Sunset Glory ~ Reddened sunset rainbows are well known - Are they?    Here we have a rarer sight, a glory glowing with soft pink hues from the high altitude sun’s setting rays.    There are hints of three rings perhaps more apparent for their monochromaticity.

This subtle sight was seen by Shelley Banks (Prairie Nature, Writing Editing Photography) on a journey from Vancouver to Regina, Canada.


All images ©Shelley Banks, shown with permission
The more usual appearance of a glory pictured again by Shelley Banks from a prop plane east of Calgary

Glories are directly opposite the sun, a diffraction pattern from scattering by small (1-50 micron diameter) cloud droplets.

The classical ray-path description at left is inadequate, indeed impossible.   A water drop cannot send rays directly backwards.  

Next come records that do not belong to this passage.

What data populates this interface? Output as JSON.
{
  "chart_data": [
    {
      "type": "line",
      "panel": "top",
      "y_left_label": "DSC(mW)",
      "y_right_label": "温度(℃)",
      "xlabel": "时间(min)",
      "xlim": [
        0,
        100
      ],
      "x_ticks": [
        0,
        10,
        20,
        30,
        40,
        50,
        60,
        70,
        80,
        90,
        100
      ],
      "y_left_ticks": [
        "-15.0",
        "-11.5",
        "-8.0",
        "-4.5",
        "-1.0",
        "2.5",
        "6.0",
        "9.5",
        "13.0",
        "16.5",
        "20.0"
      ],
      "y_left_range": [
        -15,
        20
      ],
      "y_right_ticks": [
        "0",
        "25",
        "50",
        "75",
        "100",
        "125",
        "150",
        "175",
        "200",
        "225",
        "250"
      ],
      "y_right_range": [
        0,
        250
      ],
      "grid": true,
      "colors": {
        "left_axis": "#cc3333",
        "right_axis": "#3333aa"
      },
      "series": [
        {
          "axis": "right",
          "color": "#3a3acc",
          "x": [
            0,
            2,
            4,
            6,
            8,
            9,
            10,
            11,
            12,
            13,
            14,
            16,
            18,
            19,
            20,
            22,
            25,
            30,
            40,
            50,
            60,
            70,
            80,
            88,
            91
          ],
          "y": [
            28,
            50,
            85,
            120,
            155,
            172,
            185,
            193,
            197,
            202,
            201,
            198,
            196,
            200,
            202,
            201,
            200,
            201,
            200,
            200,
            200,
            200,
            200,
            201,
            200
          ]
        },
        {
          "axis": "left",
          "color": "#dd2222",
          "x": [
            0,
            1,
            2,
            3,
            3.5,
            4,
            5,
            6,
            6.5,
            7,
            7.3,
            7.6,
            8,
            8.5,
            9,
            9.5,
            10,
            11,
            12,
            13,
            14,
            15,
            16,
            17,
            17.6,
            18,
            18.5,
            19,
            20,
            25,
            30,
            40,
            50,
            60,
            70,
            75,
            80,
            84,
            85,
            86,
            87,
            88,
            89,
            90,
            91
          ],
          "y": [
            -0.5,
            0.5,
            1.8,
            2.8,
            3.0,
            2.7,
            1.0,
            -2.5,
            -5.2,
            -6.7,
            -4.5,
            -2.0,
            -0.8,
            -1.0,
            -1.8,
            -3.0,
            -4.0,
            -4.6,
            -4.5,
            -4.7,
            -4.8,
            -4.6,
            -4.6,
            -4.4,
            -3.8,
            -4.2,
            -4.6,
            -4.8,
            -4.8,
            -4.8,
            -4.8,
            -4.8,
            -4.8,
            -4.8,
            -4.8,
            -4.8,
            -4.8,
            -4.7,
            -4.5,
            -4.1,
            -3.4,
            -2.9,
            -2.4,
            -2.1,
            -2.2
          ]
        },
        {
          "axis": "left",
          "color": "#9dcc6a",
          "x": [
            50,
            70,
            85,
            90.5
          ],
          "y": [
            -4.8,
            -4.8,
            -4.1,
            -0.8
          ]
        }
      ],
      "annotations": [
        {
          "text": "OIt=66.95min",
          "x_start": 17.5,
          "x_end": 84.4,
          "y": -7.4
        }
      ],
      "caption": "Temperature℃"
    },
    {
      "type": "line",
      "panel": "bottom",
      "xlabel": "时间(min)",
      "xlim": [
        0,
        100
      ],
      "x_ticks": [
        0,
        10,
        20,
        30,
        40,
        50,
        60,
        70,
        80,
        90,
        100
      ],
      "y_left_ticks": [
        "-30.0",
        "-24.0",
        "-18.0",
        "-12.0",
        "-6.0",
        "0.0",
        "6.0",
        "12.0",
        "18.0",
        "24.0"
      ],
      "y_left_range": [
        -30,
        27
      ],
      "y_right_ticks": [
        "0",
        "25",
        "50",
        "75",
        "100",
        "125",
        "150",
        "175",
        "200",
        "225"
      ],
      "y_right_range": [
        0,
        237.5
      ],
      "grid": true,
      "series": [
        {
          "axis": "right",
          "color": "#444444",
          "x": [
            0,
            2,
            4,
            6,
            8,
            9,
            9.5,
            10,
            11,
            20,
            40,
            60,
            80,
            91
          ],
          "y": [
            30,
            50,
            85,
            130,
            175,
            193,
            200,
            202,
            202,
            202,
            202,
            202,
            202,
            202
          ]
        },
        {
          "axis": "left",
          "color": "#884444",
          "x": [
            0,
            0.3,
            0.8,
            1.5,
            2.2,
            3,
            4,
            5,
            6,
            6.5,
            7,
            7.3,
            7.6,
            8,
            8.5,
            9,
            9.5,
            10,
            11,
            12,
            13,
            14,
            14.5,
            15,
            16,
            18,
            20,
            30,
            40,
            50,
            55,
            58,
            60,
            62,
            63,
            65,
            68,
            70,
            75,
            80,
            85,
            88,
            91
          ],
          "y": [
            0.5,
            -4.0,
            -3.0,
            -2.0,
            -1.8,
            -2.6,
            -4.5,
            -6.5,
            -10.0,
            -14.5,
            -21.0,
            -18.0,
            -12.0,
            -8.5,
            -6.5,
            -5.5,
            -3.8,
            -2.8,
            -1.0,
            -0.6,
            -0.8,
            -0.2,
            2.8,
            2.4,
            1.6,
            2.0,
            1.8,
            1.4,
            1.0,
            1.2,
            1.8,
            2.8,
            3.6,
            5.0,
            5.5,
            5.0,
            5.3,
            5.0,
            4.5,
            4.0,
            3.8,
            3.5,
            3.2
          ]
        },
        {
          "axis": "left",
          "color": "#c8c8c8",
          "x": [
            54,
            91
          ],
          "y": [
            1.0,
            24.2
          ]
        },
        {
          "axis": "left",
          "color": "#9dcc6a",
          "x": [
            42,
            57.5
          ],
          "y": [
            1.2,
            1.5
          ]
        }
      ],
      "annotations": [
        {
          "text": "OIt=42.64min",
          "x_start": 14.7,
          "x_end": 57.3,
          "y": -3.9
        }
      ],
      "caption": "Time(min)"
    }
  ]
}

Our macroscopic experience does not encompass the behaviour of light waves constricted in a tiny spherical cavity but our mathematics does.    Dutch physicist/chemist and Nobel prize winner Peter Debye developed a light scattering formulation that, unlike Mie theory, provides some information on the mechanism of light scattering in droplets.  

Debye theory shows that the major source of the glory's central illumination is light reflected once inside droplets. There are lesser contributions from light reflected 10, 6 and 5 times.    Surface waves also play a role.